As allies of the British during the American Revolution under Captain Joseph Brant, the Haudenosaunee were granted a tract of land along the Grand River. Today, the Six Nations Reserve (No. 40) is located approximately 25 kilometres southwest of Hamilton, between the cities of Brantford, Caledonia and Hagersville.

In 2018, the Toronto and Region Conservation Authority (TRCA) Archaeology team will spend their Staff Day at the Mohawk Institute, assisting with excavations as part of the Save the Evidence campaign.

According to oral traditions, Anishinaabe peoples migrated from the east coast into the northern Great Lakes region around A.D. 1400. They lived a primarily nomadic lifestyle north of Lake Ontario on the Canadian Shield, well into the time of Contact.

The Anishinaabe began moving south in the 17th century, traversing southern Ontario on their seasonal rounds and establishing villages along the north shore of Lake Ontario, even re-occupying those formerly abandoned by the Seneca.

The Anishinaabe who settled in the Greater Toronto area include people who identify as Ojibway, Chippewa, and Mississauga. One of the most notable Anishinaabe legacies in the Toronto region is the naming of Etobicoke Creek, which was derived from “Wah-do-be-kaug”, an Ojibwe expression meaning “Where the Black Alders Grow”.

Etobicoke Creek
Present-day Etobicoke Creek

The Mississauga were largely fishers and hunters, and participated in casual maize horticulture.
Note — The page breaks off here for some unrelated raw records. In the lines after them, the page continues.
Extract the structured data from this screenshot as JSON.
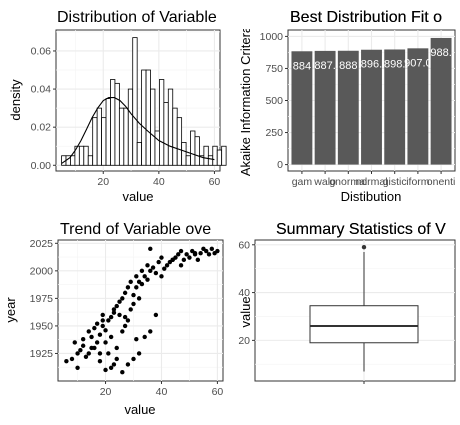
{
  "chart_data": [
    {
      "type": "histogram",
      "title": "Distribution of Variable",
      "xlabel": "value",
      "ylabel": "density",
      "xlim": [
        3,
        62
      ],
      "ylim": [
        -0.003,
        0.071
      ],
      "x_ticks": [
        20,
        40,
        60
      ],
      "y_ticks": [
        0.0,
        0.02,
        0.04,
        0.06
      ],
      "y_tick_labels": [
        "0.00",
        "0.02",
        "0.04",
        "0.06"
      ],
      "bin_width": 1.6,
      "bins_start": 5.0,
      "densities": [
        0.005,
        0.005,
        0.005,
        0.01,
        0.01,
        0.01,
        0.005,
        0.025,
        0.03,
        0.025,
        0.035,
        0.045,
        0.043,
        0.03,
        0.03,
        0.04,
        0.067,
        0.012,
        0.05,
        0.05,
        0.04,
        0.018,
        0.045,
        0.033,
        0.04,
        0.03,
        0.025,
        0.012,
        0.005,
        0.018,
        0.015,
        0.005,
        0.01,
        0.005,
        0.01,
        0.008,
        0.01
      ],
      "density_curve": {
        "x": [
          5,
          8,
          10,
          12,
          14,
          16,
          18,
          20,
          22,
          24,
          26,
          28,
          30,
          33,
          36,
          40,
          44,
          48,
          52,
          56,
          60
        ],
        "y": [
          0.001,
          0.004,
          0.008,
          0.013,
          0.019,
          0.025,
          0.03,
          0.034,
          0.0355,
          0.0355,
          0.034,
          0.031,
          0.027,
          0.022,
          0.018,
          0.013,
          0.01,
          0.008,
          0.006,
          0.004,
          0.003
        ]
      }
    },
    {
      "type": "bar",
      "title": "Best Distribution Fit o",
      "xlabel": "Distibution",
      "ylabel": "Akaike Information Critera",
      "categories": [
        "gamma",
        "weibull",
        "lognormal",
        "normal",
        "logistic",
        "uniform",
        "exponential"
      ],
      "category_display": [
        "gam",
        "walo",
        "gnormal",
        "normal",
        "gistic",
        "iform",
        "onenti"
      ],
      "values": [
        884,
        887,
        888,
        896,
        898,
        907,
        988
      ],
      "value_labels": [
        "884",
        "887.",
        "888",
        "896.",
        "898.",
        "907.0",
        "988."
      ],
      "ylim": [
        -50,
        1050
      ],
      "y_ticks": [
        0,
        250,
        500,
        750,
        1000
      ],
      "bar_color": "#595959"
    },
    {
      "type": "scatter",
      "title": "Trend of Variable ove",
      "xlabel": "value",
      "ylabel": "year",
      "xlim": [
        3,
        62
      ],
      "ylim": [
        1900,
        2028
      ],
      "x_ticks": [
        20,
        40,
        60
      ],
      "y_ticks": [
        1925,
        1950,
        1975,
        2000,
        2025
      ],
      "x": [
        6,
        8,
        9,
        10,
        11,
        13,
        12,
        14,
        15,
        15,
        16,
        17,
        17,
        18,
        18,
        19,
        19,
        20,
        20,
        21,
        21,
        22,
        22,
        23,
        23,
        24,
        24,
        25,
        25,
        26,
        26,
        27,
        27,
        28,
        28,
        29,
        29,
        30,
        30,
        31,
        31,
        32,
        32,
        33,
        33,
        34,
        35,
        35,
        36,
        36,
        37,
        38,
        39,
        40,
        40,
        41,
        42,
        43,
        44,
        45,
        46,
        47,
        48,
        49,
        50,
        51,
        52,
        53,
        54,
        55,
        56,
        57,
        58,
        59,
        60,
        20,
        22,
        24,
        26,
        28,
        30,
        32,
        14,
        16,
        18,
        34,
        36,
        38,
        12,
        10,
        19,
        23,
        27,
        31,
        44,
        47,
        52
      ],
      "y": [
        1918,
        1920,
        1935,
        1925,
        1928,
        1922,
        1932,
        1945,
        1940,
        1930,
        1948,
        1935,
        1952,
        1942,
        1925,
        1950,
        1960,
        1946,
        1935,
        1955,
        1925,
        1958,
        1940,
        1962,
        1915,
        1968,
        1930,
        1960,
        1972,
        1945,
        1975,
        1950,
        1980,
        1955,
        1985,
        1965,
        1990,
        1970,
        1978,
        1985,
        1995,
        1975,
        1990,
        1988,
        2000,
        1995,
        1992,
        2005,
        2000,
        2020,
        2003,
        1998,
        2008,
        1995,
        2012,
        2002,
        2005,
        2008,
        2010,
        2012,
        2015,
        2005,
        2010,
        2015,
        2012,
        2018,
        2015,
        2010,
        2016,
        2020,
        2018,
        2015,
        2020,
        2016,
        2018,
        1910,
        1912,
        1920,
        1908,
        1915,
        1920,
        1925,
        1925,
        1930,
        1918,
        1940,
        1945,
        1960,
        1938,
        1912,
        1955,
        1965,
        1958,
        1938,
        2010,
        2018,
        2016
      ]
    },
    {
      "type": "boxplot",
      "title": "Summary Statistics of V",
      "ylabel": "value",
      "ylim": [
        3,
        62
      ],
      "y_ticks": [
        20,
        40,
        60
      ],
      "whisker_low": 7,
      "q1": 19,
      "median": 26,
      "q3": 34.5,
      "whisker_high": 57,
      "outliers": [
        59
      ]
    }
  ]
}
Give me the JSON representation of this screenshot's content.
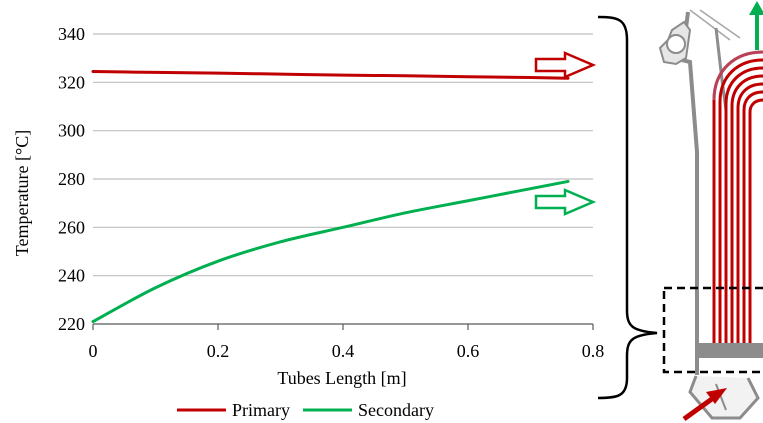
{
  "chart_data": {
    "type": "line",
    "xlabel": "Tubes Length [m]",
    "ylabel": "Temperature [°C]",
    "xlim": [
      0,
      0.8
    ],
    "ylim": [
      220,
      340
    ],
    "x_ticks": [
      "0",
      "0.2",
      "0.4",
      "0.6",
      "0.8"
    ],
    "y_ticks": [
      "220",
      "240",
      "260",
      "280",
      "300",
      "320",
      "340"
    ],
    "grid": "horizontal",
    "legend_position": "bottom",
    "series": [
      {
        "name": "Primary",
        "color": "#c00000",
        "x": [
          0,
          0.1,
          0.2,
          0.3,
          0.4,
          0.5,
          0.6,
          0.7,
          0.76
        ],
        "y": [
          324.5,
          324.1,
          323.8,
          323.4,
          323.0,
          322.7,
          322.3,
          322.0,
          321.7
        ]
      },
      {
        "name": "Secondary",
        "color": "#00b050",
        "x": [
          0,
          0.1,
          0.2,
          0.3,
          0.4,
          0.5,
          0.6,
          0.7,
          0.76
        ],
        "y": [
          221,
          235,
          246,
          254,
          260,
          266,
          271,
          276,
          279
        ]
      }
    ]
  },
  "colors": {
    "primary": "#c00000",
    "secondary": "#00b050",
    "grid": "#bfbfbf",
    "vessel": "#8c8c8c"
  },
  "icons": {
    "primary_arrow": "hollow-right-arrow-red",
    "secondary_arrow": "hollow-right-arrow-green",
    "bracket": "curly-brace",
    "schematic": "steam-generator-tube-bundle"
  }
}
By the late 18th century, the Mississauga resided along the north shore of Lake Ontario and in the Trent River valley, while the Chippewa resided near Lake Simcoe, the Bruce Peninsula and the Thames River valley.

TRCA strives to work with Indigenous communities to find ways to include elements of Indigenous culture and history into our projects, parks and trails.

During the creation of the Heart Lake Medicine Wheel Garden, for example, TRCA collaborated with the Peel Aboriginal Network, and an Anishinaabe elder selected the garden location based on a vision he experienced. When TRCA archaeologists conducted a survey in the proposed locale, an Indigenous archaeological site was found, linking the past to the present in a tangible way.

TRCA archaeologists continue to collaborate with Indigenous communities to share knowledge both past and present, weaving an even richer cultural fabric for future generations to enjoy.